You look in the mirror and can’t seem to figure out where the potbelly you have came from. You work out and go to the gym, but you can’t seem to flatten your tummy. Find out how it got there and how to get rid of it!
Types Of Fat
There are two types of fat: subcutaneous and visceral.
Subcutaneous, which means, “under the skin,” is the fat that can be seen and pinched. It’s the fat that we try to get rid of by going to the gym. Although the flabbiness can be unappealing, it’s the least of your worries.
As men gradually age, potbellies begin to develop. After 40, the natural reduction in testosterone means excess calories are stored as visceral fat. Aging, naturally makes you lose muscle mass. Muscle keeps your metabolism burning at a solid rate. When the muscle is lost, your metabolism declines and it becomes much easier to gain fat, which goes into the belly of men.
Dietary Habits
Eating too much of any food can cause weight gain. Certain foods are more likely to lead to the accumulation of belly fat than others, such as refined grains. Soda, for instance, is more likely to contribute to a larger and much harder belly. Sugar-sweetened drinks such as soda, fruit punch, and energy drinks contain the calories contributing to weight gain. Avoiding sweet drinks and drinking water or herbal teas is a much better alternative.
According to the Journal of Clinical Nutrition, researchers found that increasing the intake of refined grains, correlated with a greater amount of belly fat, while increasing the intake of whole grain did not. You can avoid eating refined grains by eating more brown rice, quinoa, whole wheat bread and a lot of fibrous vegetables.
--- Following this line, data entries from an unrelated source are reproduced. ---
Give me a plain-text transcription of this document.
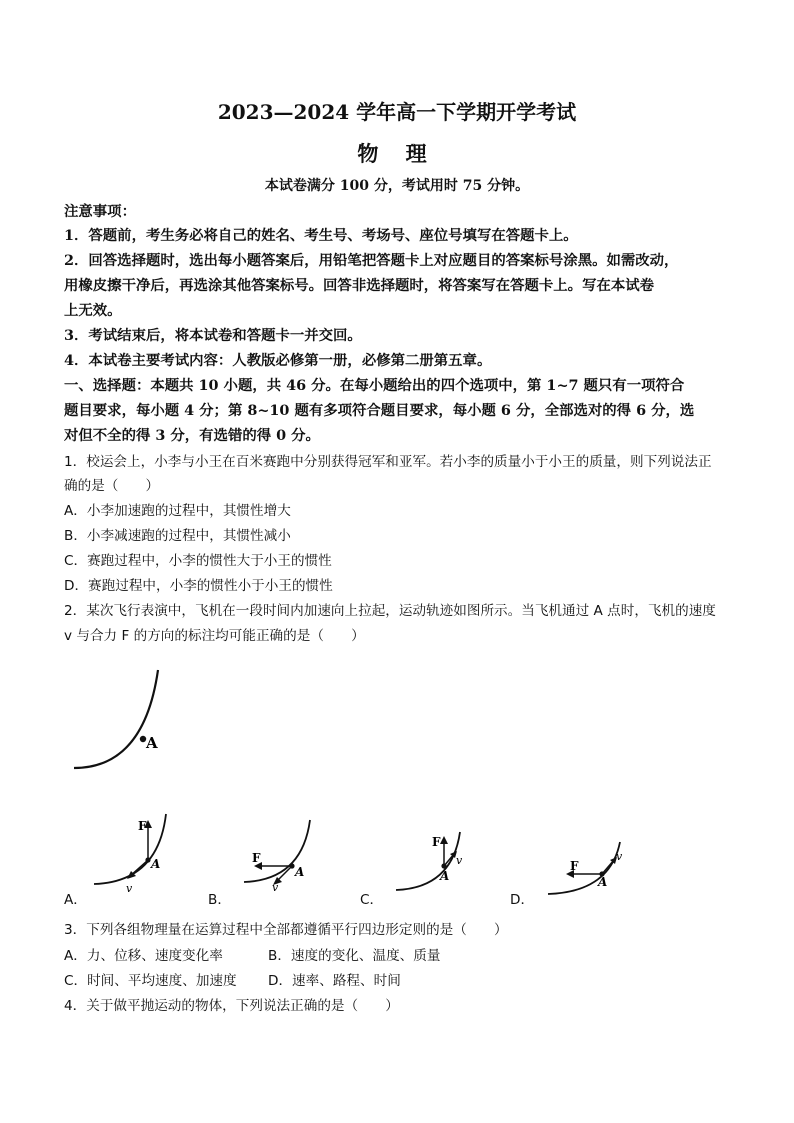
2023—2024 学年高一下学期开学考试
物 理
本试卷满分 100 分，考试用时 75 分钟。
注意事项：
1．答题前，考生务必将自己的姓名、考生号、考场号、座位号填写在答题卡上。
2．回答选择题时，选出每小题答案后，用铅笔把答题卡上对应题目的答案标号涂黑。如需改动，
用橡皮擦干净后，再选涂其他答案标号。回答非选择题时，将答案写在答题卡上。写在本试卷
上无效。
3．考试结束后，将本试卷和答题卡一并交回。
4．本试卷主要考试内容：人教版必修第一册，必修第二册第五章。
一、选择题：本题共 10 小题，共 46 分。在每小题给出的四个选项中，第 1~7 题只有一项符合
题目要求，每小题 4 分；第 8~10 题有多项符合题目要求，每小题 6 分，全部选对的得 6 分，选
对但不全的得 3 分，有选错的得 0 分。
1．校运会上，小李与小王在百米赛跑中分别获得冠军和亚军。若小李的质量小于小王的质量，则下列说法正
确的是（　　）
A．小李加速跑的过程中，其惯性增大
B．小李减速跑的过程中，其惯性减小
C．赛跑过程中，小李的惯性大于小王的惯性
D．赛跑过程中，小李的惯性小于小王的惯性
2．某次飞行表演中，飞机在一段时间内加速向上拉起，运动轨迹如图所示。当飞机通过 A 点时，飞机的速度
v 与合力 F 的方向的标注均可能正确的是（　　）
A
A．
F
A
v
B．
F
A
v
C．
F
A
v
D．
F
A
v
3．下列各组物理量在运算过程中全部都遵循平行四边形定则的是（　　）
A．力、位移、速度变化率	B．速度的变化、温度、质量
C．时间、平均速度、加速度 D．速率、路程、时间
4．关于做平抛运动的物体，下列说法正确的是（　　）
Saturated fats are also one of the main culprits that add to belly fat. Certain types of meat cuts and full-fat dairy contain this type of fat. Too many saturated fats can also make belly fat more likely to develop. Fatty cuts of meat and full-fat dairy contain this type of fat. Instead, try for polyunsaturated fats from nuts, salmon, and seeds instead. Opt for leaner meats, such as chicken breast, flank steak, and white fish, over ribs, brisket and chicken thighs.
Lifestyle Habits
Being physically inactive is a primary reason men gain weight — especially visceral fat weight. Moving more helps you reduce your overall size, specifically a hard, fat belly. Visceral fat is particularly responsive to classic diet and exercise techniques.
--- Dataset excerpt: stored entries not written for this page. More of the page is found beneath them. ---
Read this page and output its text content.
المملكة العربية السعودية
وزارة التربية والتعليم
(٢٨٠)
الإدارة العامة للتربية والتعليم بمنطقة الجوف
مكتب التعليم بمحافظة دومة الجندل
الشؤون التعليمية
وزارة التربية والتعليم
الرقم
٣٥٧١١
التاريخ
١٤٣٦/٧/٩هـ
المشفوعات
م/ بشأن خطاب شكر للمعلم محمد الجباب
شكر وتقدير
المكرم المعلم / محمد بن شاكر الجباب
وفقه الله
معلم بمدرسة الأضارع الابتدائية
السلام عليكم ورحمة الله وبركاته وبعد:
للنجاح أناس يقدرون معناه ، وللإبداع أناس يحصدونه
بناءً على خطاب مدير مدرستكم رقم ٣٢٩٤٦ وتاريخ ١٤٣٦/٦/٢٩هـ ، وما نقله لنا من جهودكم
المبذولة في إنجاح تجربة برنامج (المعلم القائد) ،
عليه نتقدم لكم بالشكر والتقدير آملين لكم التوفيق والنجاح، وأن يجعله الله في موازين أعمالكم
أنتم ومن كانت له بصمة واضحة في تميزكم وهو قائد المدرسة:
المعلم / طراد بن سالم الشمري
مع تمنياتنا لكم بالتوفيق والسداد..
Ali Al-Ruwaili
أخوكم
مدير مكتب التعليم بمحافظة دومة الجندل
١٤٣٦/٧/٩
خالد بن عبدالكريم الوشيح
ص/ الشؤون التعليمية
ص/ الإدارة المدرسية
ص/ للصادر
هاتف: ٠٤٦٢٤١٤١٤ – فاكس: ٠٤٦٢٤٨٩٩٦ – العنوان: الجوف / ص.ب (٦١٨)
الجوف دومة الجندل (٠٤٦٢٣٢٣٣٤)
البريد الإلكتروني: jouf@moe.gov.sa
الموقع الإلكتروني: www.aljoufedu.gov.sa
Even if you use exercise to lose just 5 to 10 percent of your body weight — that’s 12 to 24 pounds for a 240-pound man — you’ll experience benefits in health markers, including blood sugar, high blood pressure, and cholesterol levels.
Lifestyle Choices
When trying to get into shape, you also have to take your lifestyle into consideration. Activities such as smoking, drinking, sleeping, and stress all affect your body. Smoking presents numerous health risks — you can count an increase in visceral fat among them.
There are many factors you want to avoid to get rid of a pot belly. You can’t just change one thing and expect instant results. Forget the mirror and stay dedicated to a healthier lifestyle that suits you.